De kamers van het hart werken als een 'dubbelpompsysteem' voor de bloedsomloop van het lichaam. In coördinatie met kleppen werken de kamers om het bloed in de juiste volgorde te laten stromen.
De kamers aan de rechterkant van het hart pompen zuurstofarm bloed uit de organen en naar de longen, waar het zuurstof opneemt.Nadat het bloed de longen heeft verlaten en terugkeert naar het hart, pompen de kamers aan de linkerkant het zuurstofrijke bloed rond naar alle weefsels van het lichaam.
De vier kamers van het hart zijn:
- Rechter atrium: deze dunwandige kamer ontvangt bloed uit lichaamsweefsels en pompt het in de rechterkamer.
- Rechter ventrikel: het rechterventrikel pompt bloed van het rechter atrium naar de longstam en via de longslagaders naar de longen.
- Linker atrium: deze kamer ontvangt zuurstofrijk bloed uit de longen en pompt het vervolgens naar de linker hartkamer.

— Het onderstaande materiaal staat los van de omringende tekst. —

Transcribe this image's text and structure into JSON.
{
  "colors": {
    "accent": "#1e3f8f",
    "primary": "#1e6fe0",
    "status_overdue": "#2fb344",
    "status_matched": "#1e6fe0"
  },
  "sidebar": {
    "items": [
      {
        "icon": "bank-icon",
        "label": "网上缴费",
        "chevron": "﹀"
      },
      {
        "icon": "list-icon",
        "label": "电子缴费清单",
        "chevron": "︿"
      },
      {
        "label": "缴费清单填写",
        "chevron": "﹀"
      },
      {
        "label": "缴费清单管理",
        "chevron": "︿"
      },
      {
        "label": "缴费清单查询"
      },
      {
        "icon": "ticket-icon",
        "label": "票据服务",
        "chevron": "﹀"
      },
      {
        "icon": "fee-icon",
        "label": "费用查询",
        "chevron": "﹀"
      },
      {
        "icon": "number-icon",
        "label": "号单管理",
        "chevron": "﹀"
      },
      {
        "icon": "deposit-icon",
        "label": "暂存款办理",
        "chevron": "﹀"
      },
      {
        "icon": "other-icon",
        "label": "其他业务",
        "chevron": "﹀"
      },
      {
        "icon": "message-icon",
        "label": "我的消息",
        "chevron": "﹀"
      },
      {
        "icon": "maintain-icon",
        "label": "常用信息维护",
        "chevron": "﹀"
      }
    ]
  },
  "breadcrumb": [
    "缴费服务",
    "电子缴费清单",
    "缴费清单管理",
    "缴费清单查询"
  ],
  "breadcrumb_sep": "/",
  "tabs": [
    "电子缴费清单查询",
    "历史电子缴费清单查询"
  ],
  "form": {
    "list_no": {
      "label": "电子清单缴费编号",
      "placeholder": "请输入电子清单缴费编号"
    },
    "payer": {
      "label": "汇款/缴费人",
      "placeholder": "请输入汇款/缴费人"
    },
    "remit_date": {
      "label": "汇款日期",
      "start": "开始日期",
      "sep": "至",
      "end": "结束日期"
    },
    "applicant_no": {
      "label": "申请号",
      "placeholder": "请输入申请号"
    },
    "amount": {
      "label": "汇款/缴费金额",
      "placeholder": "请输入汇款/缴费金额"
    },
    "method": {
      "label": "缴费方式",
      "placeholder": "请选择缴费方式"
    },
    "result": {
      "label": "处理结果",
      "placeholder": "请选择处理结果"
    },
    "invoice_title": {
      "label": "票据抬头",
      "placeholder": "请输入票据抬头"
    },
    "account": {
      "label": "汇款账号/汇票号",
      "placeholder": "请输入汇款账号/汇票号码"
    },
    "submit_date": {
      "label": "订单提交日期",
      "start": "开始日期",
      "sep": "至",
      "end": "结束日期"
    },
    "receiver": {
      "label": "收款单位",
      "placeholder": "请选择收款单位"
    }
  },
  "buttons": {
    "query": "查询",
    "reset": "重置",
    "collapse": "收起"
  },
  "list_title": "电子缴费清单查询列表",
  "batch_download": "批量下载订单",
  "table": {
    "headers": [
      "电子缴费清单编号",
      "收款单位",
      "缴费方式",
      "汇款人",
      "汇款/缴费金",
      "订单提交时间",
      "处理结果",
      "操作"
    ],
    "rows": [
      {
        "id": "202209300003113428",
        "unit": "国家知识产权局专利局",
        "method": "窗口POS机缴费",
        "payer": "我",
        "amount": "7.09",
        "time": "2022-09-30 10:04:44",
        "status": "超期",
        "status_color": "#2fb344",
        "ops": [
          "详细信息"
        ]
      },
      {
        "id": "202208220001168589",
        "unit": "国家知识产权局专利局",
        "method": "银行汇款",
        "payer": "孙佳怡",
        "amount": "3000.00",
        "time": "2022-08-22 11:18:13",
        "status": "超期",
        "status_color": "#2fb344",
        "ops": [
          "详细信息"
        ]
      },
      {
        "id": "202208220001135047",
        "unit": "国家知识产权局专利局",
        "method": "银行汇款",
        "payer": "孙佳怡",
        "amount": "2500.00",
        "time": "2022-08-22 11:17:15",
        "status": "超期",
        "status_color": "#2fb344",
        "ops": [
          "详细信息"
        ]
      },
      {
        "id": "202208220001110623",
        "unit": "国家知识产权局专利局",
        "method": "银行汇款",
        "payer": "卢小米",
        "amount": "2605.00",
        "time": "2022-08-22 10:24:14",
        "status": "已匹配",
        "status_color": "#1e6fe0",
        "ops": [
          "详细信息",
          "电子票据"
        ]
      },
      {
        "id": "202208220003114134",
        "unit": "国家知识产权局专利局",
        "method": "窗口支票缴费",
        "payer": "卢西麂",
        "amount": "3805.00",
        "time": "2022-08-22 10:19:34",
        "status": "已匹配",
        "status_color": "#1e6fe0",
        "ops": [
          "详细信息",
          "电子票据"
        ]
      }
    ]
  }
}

- Linkerventrikel: de dikste van alle kamers, de linkerventrikel is het hardst werkende deel van het hart terwijl het bloed door het hele lichaam pompt.
Om dit continu stromende proces in de goede richting te laten bewegen, bevat het hart vier kleppen om terugstroming van bloed te voorkomen.
Elk van de vier kamers van het hart heeft zijn eigen klep. Zij zijn:
- Tricuspidalisklep: deze klep bevindt zich tussen het rechter atrium en het rechterventrikel. Het wordt ook wel de juiste AV-klep genoemd.
- Pulmonale klep: De pulmonale klep is het controlepunt waar zuurstofarm bloed de rechterkamer verlaat op weg naar de longen.
- Mitralisklep: De mitralisklep bevindt zich tussen het linker atrium en de linker hartkamer. Het wordt ook wel de linker AV-klep genoemd.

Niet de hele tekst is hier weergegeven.